El doctor Alejandro acababa de terminar una complicada cesárea. Se secó el sudor de la frente y se quitó los guantes con gestos mecánicos cuando una llamada de emergencia interrumpió su breve descanso.
Una mujer en trabajo de parto activo, casi completamente dilatada, necesitaba urgentemente al médico de guardia.
Con rapidez, cambió su bata y entró en la sala de partos. Pero en el instante en que su mirada se posó en el rostro de la paciente, el tiempo se detuvo.
Era Valeria. La mujer que había estado a su lado durante siete años, su amor, su apoyo… y que luego desapareció bruscamente, sin explicación, sin una palabra, dejando solo silencio y heridas profundas.
Ahora yacía en la cama, el rostro bañado en sudor, la respiración entrecortada y dolorosa. Su vientre se tensaba en espasmos, listo para ceder ante el poder del parto.
Apretaba su teléfono con ambas manos, como si fuera un salvavidas, y en sus ojos se leía reconocimiento mezclado con miedo y desconfianza.
¿Tú… eres el médico jefe? susurró con voz quebrada.

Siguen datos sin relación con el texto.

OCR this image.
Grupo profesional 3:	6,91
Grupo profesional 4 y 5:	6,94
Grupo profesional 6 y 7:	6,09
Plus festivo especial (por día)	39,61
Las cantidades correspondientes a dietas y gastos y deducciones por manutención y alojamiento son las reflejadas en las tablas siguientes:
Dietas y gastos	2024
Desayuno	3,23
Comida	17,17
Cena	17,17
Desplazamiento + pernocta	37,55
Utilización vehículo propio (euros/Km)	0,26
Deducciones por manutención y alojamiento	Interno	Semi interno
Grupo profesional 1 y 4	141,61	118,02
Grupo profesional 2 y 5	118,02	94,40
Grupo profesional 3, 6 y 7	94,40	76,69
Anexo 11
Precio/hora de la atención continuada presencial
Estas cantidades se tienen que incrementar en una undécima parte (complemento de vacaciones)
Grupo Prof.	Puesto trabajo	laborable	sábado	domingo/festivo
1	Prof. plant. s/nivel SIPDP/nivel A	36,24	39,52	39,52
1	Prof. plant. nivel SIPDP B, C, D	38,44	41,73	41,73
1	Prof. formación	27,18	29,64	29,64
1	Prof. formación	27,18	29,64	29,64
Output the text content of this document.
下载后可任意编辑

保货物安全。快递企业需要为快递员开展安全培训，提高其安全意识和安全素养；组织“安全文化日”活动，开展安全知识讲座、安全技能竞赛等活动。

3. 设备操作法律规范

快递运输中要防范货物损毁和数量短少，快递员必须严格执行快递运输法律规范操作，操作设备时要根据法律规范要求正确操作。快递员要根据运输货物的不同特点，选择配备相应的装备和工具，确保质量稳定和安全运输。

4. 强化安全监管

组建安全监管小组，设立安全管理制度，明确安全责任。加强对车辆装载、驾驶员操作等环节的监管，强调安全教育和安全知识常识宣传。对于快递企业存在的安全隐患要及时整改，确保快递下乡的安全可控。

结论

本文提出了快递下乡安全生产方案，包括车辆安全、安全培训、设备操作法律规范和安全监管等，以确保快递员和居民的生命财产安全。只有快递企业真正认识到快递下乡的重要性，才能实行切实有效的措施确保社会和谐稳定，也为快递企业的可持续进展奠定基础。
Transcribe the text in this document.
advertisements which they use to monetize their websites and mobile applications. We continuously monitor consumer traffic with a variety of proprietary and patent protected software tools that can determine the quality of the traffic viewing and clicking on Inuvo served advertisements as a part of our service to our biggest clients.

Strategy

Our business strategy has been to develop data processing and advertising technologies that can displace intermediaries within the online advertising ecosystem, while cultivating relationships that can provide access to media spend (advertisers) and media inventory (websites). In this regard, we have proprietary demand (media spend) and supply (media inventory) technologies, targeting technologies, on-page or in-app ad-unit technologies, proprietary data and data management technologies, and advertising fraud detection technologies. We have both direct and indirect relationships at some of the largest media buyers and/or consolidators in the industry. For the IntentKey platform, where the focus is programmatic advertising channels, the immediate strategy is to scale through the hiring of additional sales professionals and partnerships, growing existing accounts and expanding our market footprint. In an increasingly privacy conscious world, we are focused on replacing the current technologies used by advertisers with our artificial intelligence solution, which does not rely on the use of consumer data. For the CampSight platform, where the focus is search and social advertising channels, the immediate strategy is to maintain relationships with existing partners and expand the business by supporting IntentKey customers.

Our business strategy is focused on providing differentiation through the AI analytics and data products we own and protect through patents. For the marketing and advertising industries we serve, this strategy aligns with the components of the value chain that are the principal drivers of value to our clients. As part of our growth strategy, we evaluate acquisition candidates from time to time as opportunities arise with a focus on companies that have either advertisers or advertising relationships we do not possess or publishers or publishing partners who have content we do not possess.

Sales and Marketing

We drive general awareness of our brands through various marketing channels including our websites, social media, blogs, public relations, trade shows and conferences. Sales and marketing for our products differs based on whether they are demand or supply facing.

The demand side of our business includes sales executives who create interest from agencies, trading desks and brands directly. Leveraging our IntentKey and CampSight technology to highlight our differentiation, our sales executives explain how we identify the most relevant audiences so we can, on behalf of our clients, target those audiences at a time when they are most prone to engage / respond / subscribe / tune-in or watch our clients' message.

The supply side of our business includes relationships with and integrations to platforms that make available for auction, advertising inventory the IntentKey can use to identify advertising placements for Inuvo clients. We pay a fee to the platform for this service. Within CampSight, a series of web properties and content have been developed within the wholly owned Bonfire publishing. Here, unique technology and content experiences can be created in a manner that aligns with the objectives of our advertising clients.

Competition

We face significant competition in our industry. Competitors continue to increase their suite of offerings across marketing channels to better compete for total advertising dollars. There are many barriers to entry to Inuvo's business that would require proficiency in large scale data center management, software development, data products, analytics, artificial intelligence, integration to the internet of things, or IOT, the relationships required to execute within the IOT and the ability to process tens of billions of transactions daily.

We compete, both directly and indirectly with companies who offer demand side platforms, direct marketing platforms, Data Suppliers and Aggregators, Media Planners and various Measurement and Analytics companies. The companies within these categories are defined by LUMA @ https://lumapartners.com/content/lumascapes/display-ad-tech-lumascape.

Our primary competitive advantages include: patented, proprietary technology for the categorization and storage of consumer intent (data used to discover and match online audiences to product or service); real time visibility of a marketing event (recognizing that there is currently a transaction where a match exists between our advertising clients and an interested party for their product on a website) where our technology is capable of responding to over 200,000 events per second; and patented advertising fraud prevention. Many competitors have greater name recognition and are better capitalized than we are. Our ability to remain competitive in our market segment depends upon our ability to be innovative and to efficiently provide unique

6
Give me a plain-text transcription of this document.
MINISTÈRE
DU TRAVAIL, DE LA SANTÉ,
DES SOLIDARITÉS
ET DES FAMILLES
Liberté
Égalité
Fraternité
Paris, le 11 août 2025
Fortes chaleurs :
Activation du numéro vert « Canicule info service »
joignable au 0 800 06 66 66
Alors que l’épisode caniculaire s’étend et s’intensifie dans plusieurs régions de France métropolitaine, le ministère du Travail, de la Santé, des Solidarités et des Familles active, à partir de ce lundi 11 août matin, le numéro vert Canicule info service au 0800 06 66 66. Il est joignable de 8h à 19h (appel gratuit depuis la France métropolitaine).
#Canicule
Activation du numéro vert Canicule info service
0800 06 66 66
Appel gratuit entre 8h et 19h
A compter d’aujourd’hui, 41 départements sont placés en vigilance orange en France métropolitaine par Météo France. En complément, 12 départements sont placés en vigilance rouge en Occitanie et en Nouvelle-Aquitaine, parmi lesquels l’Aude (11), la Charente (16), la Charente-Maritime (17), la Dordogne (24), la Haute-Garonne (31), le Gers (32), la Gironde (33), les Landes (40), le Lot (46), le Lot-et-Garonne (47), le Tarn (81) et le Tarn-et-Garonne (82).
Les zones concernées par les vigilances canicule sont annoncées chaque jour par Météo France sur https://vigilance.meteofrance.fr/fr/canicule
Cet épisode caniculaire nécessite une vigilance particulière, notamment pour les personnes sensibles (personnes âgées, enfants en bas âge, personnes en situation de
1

Alejandro no pronunció palabra. Solo asintió con la cabeza y colocó la cama en la posición correcta.
El parto resultó complicado. El ritmo cardíaco del bebé comenzaba a debilitarse, la presión de Valeria bajaba alarmantemente. Todo el equipo estaba tenso, pero trabajaba sincronizado, con precisión.
Alejandro, sin embargo, se mantenía sereno, emanando esa calma fría del médico acostumbrado a enfrentar tormentas.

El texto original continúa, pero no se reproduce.